Ryan Marshall: The one thing Truman, that I think I would probably highlight is that our entry-level product tends to be on the higher side of the price – the entry level price band, the locations are excellent. And so I think we have got a well-located product that’s still within the affordable range that appeals to a first-time entry level buyer. And so if our performance exceeds maybe kind of what you are expecting, my guess is on a relative basis, that’s probably some of the strength as we have got excellent locations for those entry-level communities. And then as far as kind of the exit rate for the quarter, that’s not a number that we have quoted. I did highlight though on one of the previous questions, we saw absorption strength progress as we move through the quarter. So, March was our highest sales and the highest absorption rate of the quarter. We have seen strength continue as we have moved into April.
Truman Patterson: Perfect. Thanks guys. And then can you provide an update on the strategic relationship with Invitation? I am just wondering if that might have been pushed back a little bit in the current environment with higher rates and higher cap rates.
Ryan Marshall: Yes. We are very happy with the relationship that we have with Invitation. And I would probably answer the question more broadly about single-family rental. We have made it a small part of our overall production environment. We are looking at opportunities where we can provide a very, very small number of our total deliveries to the build-for-rent operators, Invitation being a big part of that. So, we are happy with how it’s performing. We talked about it being something in the range once we get to full capacity of about 5% of our annual deliveries. We are still on track as we get this ramped up that that’s about what it will be, and we are pretty comfortable with that.
Truman Patterson: Alright. Thank you.
Operator: We will take our final question from Rafe Jadrosich at Bank of America.
Rafe Jadrosich: Hi. Good morning. Thanks for taking my question. I just wanted to follow-up on some of the comments on the tighter credit. Can you talk about the potential impact to your land developers? Are you seeing any stress out there? And could that have any impact on your ability to option, or would you have to support your partners or take on more lots for yourself?
Pablo Shaughnessy: Yes. Candidly, no, most of the folks that we work with are pretty well capitalized. They are big developers in their market. And the truth is that we self-develop a great deal of the land that we control anyway. We are not – the vast majority of our business is actually self-funded. So – but for those deals where we have got partners, they are typically pretty well capitalized.

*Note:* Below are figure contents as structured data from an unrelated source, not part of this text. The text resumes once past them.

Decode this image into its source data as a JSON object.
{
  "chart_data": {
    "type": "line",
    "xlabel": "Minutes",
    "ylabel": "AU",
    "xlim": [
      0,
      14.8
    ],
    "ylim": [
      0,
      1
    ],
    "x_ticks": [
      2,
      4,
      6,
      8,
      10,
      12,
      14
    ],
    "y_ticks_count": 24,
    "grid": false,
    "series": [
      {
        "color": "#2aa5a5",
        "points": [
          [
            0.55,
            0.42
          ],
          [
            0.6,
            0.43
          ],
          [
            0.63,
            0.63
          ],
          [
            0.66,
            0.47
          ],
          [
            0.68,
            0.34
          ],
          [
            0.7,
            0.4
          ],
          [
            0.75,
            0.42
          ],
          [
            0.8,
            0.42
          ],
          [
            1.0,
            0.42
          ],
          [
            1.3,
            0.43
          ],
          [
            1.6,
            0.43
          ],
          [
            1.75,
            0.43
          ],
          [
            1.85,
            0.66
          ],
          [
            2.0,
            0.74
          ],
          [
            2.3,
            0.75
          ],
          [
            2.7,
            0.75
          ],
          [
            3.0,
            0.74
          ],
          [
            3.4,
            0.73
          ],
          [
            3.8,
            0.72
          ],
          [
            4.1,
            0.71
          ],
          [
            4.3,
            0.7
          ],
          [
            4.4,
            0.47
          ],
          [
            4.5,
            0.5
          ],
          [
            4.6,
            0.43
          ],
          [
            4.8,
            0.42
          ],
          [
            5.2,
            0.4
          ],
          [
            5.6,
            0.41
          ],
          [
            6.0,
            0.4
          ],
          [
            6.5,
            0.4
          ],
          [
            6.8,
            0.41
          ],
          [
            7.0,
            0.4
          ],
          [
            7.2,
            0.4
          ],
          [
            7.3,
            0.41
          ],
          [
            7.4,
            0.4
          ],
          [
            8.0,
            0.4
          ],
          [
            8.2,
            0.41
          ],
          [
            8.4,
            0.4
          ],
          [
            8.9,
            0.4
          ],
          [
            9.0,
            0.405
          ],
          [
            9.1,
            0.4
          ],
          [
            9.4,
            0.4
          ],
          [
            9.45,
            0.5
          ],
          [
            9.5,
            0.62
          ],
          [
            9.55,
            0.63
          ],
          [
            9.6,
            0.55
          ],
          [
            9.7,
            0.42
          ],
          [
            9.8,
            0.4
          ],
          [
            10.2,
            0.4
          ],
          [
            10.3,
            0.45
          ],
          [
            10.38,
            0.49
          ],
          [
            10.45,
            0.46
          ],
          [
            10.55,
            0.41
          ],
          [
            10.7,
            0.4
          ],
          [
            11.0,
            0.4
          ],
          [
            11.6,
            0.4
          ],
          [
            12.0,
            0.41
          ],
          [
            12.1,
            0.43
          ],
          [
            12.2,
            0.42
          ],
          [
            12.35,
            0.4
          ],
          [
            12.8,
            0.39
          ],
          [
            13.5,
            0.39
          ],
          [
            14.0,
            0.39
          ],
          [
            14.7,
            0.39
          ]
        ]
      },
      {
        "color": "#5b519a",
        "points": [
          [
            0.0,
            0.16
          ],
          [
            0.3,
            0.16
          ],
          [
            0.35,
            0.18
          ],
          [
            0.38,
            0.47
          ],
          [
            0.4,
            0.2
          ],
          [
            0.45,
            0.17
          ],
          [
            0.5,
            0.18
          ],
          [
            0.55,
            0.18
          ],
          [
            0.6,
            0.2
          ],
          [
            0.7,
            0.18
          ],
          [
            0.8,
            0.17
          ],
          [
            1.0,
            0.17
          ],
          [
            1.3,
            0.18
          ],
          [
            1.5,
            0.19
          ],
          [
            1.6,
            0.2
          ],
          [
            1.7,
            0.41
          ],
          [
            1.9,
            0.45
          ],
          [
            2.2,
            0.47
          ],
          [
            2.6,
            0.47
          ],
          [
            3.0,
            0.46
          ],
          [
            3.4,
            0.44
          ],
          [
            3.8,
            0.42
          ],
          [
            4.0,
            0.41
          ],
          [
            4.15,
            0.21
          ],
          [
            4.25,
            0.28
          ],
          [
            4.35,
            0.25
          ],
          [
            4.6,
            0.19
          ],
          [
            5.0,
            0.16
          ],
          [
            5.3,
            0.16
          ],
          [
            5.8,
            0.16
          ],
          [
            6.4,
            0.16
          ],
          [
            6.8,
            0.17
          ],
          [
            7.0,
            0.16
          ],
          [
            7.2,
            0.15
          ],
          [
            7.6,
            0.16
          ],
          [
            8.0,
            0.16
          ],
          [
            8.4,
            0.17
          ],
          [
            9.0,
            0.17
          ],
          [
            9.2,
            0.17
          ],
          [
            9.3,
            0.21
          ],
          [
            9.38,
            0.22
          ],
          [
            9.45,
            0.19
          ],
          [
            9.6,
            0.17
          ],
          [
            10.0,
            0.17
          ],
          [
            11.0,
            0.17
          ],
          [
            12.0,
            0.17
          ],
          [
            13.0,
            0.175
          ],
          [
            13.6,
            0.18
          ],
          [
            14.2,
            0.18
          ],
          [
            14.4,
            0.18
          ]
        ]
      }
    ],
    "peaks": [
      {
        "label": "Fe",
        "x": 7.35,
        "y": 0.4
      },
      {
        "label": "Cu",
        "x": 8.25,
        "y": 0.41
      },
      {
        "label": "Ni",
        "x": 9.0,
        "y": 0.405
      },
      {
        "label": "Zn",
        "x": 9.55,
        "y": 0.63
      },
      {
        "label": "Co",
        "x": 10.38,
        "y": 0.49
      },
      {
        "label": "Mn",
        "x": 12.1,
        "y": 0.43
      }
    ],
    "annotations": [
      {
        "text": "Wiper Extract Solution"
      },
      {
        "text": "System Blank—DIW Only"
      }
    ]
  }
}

Rafe Jadrosich: Thank you. That’s helpful. And then you mentioned earlier that the improving sales environment contributed to the gross margin upside versus your expectation, was the stronger sales improving traffic or better conversion or like a combination of both? Any color you can give on sort of quantifying which one of those drove upside to your initial expectation?
Ryan Marshall: Yes. Traffic, I think was pretty consistent with what we expected. Conversion was better and the incentives that we had to provide to get that conversion were better than our expectations, which is what really contributed to the margin outperformance.
Rafe Jadrosich: Alright. Great. Thank you.
Operator: And that does conclude today’s question-and-answer session. I will turn the conference back over to Jim for any closing remarks.
Jim Zeumer: I appreciate everybody’s time today. We are certainly available for the remainder of the day for any follow-up questions. Otherwise, we look forward to meeting with you in the next quarter.
Operator: And that does conclude today’s conference call. Thank you for your participation. You may now disconnect.